A few verses before Rahab is mentioned, Enoch is the focus for a sentence or two. “By faith Enoch was taken from this life, so that he did not experience death; he could not be found, because God had taken him away. For before he was taken, he was commended as one who pleased God. And without faith it is impossible to please God, because anyone who comes to him must believe that he exists and that he rewards those who earnestly seek him.” (Hebrews 11:5-6, NIV)
What’s plain here is that Enoch, who had faith, is in Heaven today. Why? First, because he believed God existed. Second, because he believed God rewards those who earnestly seek him. God was pleased with Enoch. God is pleased with all who have the same faith as Enoch. Rahab had that faith. She was saved by that faith.
You tracking with me? This makes sense right? Have faith in God. Get saved. It’s plain as day here in Hebrews.
It’s plain in James, too. Rahab is mentioned in the second chapter of James’ letter to the church.
“In the same way, was not even Rahab the prostitute considered righteous for what she did when she gave lodging to the spies and sent them off in a different direction? As the body without the spirit is dead, so faith without deeds is dead.” (James 2:25-26, NIV)
Rahab is praised here for taking action based on her faith in God. Her actions, James argues, show that her faith was real, solid, genuine. Faith without deeds is dead.
The harlot’s faith is alive. Those who believe and act are credited with righteousness. Even if their past is checkered, they’re credited with righteousness and admitted into God’s kingdom forever! They survive judgment. They enjoy Heaven!
Believe on the Lord Jesus! Put your faith in God. That’s how you gain a right standing with God. Then act on faith so that the world sees your good deeds and praises your Father in Heaven.
Are you going to be an eternal survivor? This is real, after all. It’s not a game. Only the righteous survive. Not the good. Not the nice. Not the relatively decent. Only the righteous.
Now there’s one more thing to be said. The righteous are not righteous because of actions done in their own power. The Bible makes that clear.
“…no one,” Paul says in Romans 3:20, “will be declared righteous in [God’s] sight by observing the law; rather, through the law we become conscious of sin.” (NIV)
You can’t be good enough to get in on your own. The law just shows you how desperately sinful you are, how deserving of God’s wrath.
“But now…” Aren’t those hopeful words? They’re for us today. They’re contemporary.
“But now,” Paul says starting at Romans 3:21, “a righteousness from God, apart from law, has been made known, to which the Law and the Prophets testify. This righteousness from God comes through faith in Jesus Christ to all who believe. There is no difference, for all have sinned and fall short of the glory of God, and are justified freely by his grace through the redemption that came by Christ Jesus.” (Romans 3:20-24, NIV)

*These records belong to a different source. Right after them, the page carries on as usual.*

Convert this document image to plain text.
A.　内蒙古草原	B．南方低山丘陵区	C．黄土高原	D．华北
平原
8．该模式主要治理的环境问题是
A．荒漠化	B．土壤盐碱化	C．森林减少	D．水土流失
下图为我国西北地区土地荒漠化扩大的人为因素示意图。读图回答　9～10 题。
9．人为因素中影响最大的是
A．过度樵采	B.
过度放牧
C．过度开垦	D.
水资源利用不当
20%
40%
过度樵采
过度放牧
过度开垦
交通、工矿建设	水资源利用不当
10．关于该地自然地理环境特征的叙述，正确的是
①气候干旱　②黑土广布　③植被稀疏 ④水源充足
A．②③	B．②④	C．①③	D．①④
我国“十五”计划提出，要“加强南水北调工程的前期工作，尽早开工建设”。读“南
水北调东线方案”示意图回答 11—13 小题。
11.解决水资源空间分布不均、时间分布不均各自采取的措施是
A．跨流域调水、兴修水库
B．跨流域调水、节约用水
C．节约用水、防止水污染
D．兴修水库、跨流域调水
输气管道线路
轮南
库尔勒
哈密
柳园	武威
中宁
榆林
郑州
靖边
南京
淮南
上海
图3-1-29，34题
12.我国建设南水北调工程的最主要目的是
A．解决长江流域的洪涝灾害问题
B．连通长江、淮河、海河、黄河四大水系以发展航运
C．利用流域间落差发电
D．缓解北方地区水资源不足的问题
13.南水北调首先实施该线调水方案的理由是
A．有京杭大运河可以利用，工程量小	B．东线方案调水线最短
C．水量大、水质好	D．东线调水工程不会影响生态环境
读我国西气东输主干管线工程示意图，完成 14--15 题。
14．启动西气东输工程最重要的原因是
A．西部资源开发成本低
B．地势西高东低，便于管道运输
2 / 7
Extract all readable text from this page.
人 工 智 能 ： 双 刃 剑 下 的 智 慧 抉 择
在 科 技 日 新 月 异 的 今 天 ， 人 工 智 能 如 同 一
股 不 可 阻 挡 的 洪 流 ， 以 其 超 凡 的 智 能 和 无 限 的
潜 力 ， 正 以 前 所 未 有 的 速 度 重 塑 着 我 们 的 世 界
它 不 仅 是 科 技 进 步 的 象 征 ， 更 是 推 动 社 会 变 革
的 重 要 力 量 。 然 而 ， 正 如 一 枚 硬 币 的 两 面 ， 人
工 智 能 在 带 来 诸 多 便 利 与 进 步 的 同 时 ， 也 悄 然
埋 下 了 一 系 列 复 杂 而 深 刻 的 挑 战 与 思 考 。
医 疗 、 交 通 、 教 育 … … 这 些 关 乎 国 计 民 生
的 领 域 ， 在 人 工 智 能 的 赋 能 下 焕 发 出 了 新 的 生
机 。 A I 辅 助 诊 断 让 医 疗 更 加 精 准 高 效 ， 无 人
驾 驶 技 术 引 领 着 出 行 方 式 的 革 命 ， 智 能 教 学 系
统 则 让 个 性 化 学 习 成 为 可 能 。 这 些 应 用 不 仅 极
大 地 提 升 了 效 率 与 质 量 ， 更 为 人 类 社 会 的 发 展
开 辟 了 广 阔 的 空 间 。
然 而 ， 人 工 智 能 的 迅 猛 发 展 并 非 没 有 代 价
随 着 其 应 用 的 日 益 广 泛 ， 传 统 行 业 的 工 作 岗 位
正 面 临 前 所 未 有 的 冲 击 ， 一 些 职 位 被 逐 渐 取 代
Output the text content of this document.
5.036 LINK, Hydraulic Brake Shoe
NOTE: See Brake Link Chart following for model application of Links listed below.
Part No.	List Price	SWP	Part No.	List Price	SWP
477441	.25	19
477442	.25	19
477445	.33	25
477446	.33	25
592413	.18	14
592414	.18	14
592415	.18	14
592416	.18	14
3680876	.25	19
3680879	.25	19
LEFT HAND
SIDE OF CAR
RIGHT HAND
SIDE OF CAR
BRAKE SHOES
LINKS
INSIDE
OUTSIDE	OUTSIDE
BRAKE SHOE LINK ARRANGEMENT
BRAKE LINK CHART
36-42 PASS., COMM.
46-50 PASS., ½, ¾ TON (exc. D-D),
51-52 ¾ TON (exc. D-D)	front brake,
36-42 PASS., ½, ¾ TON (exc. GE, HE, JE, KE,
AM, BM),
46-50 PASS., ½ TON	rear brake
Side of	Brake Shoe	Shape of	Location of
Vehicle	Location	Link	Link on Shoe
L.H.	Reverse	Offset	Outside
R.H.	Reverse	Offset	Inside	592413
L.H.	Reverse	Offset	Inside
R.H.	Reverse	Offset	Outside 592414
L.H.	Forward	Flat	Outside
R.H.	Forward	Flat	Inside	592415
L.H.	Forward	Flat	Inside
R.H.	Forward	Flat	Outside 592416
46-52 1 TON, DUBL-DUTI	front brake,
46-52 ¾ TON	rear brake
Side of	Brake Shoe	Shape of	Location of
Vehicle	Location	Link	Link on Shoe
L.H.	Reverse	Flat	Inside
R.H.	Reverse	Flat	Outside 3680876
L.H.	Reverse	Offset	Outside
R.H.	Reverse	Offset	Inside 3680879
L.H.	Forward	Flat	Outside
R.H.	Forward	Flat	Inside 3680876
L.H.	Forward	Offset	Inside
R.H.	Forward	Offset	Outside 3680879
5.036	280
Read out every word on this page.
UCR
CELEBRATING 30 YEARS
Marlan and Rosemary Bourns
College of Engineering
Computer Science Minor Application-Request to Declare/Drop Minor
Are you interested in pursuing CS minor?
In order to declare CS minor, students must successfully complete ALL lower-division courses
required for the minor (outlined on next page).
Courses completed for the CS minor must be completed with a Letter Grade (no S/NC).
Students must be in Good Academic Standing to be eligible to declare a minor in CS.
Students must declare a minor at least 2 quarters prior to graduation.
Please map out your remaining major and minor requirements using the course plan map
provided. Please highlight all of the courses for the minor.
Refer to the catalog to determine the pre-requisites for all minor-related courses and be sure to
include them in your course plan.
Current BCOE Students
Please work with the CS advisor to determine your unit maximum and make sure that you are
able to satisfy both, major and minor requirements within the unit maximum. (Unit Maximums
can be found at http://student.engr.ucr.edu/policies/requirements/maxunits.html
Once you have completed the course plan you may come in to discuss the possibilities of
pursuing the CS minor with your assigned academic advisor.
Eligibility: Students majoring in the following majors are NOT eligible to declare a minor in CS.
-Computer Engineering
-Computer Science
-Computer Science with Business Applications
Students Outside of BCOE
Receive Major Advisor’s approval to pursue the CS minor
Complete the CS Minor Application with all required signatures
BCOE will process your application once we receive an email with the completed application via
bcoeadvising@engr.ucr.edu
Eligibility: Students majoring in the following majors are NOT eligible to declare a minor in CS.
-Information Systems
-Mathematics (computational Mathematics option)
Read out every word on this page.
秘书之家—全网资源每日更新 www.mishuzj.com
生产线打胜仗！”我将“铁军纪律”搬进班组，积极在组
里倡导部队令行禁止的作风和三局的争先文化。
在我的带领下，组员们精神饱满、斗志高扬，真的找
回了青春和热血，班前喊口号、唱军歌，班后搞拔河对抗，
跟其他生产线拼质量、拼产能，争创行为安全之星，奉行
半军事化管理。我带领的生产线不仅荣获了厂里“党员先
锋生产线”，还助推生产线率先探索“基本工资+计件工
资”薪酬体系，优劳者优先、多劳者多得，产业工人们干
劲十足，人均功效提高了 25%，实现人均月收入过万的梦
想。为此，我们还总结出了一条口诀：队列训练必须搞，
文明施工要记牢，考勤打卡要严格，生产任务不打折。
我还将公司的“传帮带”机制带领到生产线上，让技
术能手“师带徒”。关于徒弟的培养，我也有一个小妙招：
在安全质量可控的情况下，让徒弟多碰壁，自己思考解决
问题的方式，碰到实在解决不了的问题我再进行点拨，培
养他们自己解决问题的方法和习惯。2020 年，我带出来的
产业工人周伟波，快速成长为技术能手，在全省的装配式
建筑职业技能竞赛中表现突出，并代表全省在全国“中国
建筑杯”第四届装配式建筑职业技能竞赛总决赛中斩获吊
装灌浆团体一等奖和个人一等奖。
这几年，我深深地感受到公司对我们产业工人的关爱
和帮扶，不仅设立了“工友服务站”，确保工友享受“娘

Only the righteous survive. Only the righteous are justified before the Perfect Judge of all men. Only the righteous will enjoy Paradise. Only the righteous who believe on Jesus.
Have you chosen to believe on Jesus? I urge you today to become a survivor, an escapee from God’s wrath, a recipient of His great mercy. If you’ll believe on Jesus, you’ll not perish, but have eternal life. That’s God’s promised gift to all who trust His Son. It’s his love gift to every faith-filled follower of Jesus. (See John 3:16-18.)